Systems Management: Application Response Measurement (ARM) API
Copyright © 1998 The Open Group
Scope and Purpose
The applications that are used to run businesses have changed
dramatically over the past few years. In the early 1980s, large
applications generally executed on large computers, and were accessed
from "dumb" terminals. Non-networked applications executing on
personal computers were just beginning to be widely used. Since then,
these two application models have moved steadily towards each other,
fusing together to form distributed (networked) applications.
The most common programming model for distributed applications is the
client/server model. In a client/server application, the application
is split into two or more parts. One part is the user or "client"
part, and this part generally executes on a personal computer or
workstation. The "server" parts execute on computers that provide
functions for the client part, that is, they serve the client
application. The client and server can run on the same system, but
generally they are on different systems.
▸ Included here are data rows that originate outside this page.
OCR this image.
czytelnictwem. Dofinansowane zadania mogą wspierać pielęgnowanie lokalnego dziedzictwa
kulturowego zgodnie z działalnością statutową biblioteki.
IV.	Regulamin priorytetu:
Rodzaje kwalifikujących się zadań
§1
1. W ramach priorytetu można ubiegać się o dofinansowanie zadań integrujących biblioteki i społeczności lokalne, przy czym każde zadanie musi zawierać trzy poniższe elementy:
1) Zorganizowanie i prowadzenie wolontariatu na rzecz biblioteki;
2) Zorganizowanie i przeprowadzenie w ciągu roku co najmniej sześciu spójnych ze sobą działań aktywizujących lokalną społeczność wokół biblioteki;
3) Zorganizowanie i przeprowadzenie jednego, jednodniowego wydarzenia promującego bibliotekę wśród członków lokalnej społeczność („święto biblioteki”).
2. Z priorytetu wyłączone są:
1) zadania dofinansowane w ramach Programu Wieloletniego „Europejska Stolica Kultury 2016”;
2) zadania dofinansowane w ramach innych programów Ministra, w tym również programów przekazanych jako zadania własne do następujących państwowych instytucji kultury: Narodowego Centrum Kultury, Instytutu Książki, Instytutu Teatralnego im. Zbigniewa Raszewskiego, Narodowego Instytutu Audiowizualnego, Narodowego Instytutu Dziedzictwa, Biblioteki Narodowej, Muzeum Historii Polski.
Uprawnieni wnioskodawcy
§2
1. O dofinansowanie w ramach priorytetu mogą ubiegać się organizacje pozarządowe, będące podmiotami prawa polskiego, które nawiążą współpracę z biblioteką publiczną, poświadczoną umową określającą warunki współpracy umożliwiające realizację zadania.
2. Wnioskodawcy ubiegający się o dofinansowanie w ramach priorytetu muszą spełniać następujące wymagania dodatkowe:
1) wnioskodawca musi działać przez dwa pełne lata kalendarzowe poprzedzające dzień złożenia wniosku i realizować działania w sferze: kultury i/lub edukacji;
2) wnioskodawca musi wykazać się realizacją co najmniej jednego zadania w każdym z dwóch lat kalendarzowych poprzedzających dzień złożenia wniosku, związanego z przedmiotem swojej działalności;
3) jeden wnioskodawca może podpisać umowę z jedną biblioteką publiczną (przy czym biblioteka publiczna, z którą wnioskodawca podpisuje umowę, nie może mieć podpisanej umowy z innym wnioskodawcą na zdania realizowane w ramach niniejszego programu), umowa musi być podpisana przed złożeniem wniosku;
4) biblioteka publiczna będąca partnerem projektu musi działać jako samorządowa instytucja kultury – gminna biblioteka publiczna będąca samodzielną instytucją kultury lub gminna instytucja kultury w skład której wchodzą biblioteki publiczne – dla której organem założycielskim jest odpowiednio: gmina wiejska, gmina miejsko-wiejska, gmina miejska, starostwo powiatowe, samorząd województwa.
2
The client part of an
application may invoke one or more functions on one or more servers,
and it may do a significant amount of processing itself combining,
manipulating, or analyzing the data provided by the servers.
An example of a client/server application might be processing a sales
order by retrieving inventory information from one database, sales
information from another database, and pricing information from a
third. The client part of the application determines if there is
sufficient inventory to accept the order, calculates the price based
on current market conditions, factors in price discounts for this
particular customer, and then invokes more server functions to
complete processing of the order.
By contrast, host-centric applications contain all the application
logic in one computer system, and users connect through "dumb"
terminals to use the application. Examples of the protocols used by
these applications are 3270, Telnet, and X-Windows. The response time
as seen by a user for a transaction can generally be broken down into
two components: the time to process the transaction on the host, and
the time for the input message and the output response. Processing
time at the terminal is usually trivial.
Measuring Service Levels
A monitoring product running at the host is able to measure the
service levels of host-centric applications. The monitor observes the
input request message that starts the transaction, and then observes
the outbound response back to the terminal. The difference between the
two times is the amount of time to process the transaction on the
host. The monitor generally also measures the time for the outbound
response to be sent to the terminal and an acknowledgment to be
received, using this as an approximation of the transit time. The
combination of the host and transit times is an approximation of the
service level seen by the user.
Monitoring the performance and the availability of distributed
applications has not proved to be easy to do. Some of the fundamental
assumptions that the host-centric methods depend on do not hold true.
Some examples showing why this is so are:
The user is typically running an application on a multitasking PC or
workstation. When the user presses a key or the mouse button, the
specified transaction starts, but the user may be able to continue
doing other operations. Put another way, there is no reliable way to
correlate keyboard or mouse input operations with business
One user transaction (which would be classified as a business
transaction) may spawn several other component transactions, some of
which may execute locally and some remotely. Any measurement agents
that exist only in the network layer or in a host (server) will not
see the entire picture.
The data may be sent through the network using various protocols, not
just one, making the task of packet decoding and correlation much more
Client/server applications can be complex, taking different execution
paths and spawning different component transactions, depending on the
results of previous component transactions. Every permutation could
take a different form when it goes across the communication link,
making it that much harder to reliably correlate network or host
(server) observations with what the user sees.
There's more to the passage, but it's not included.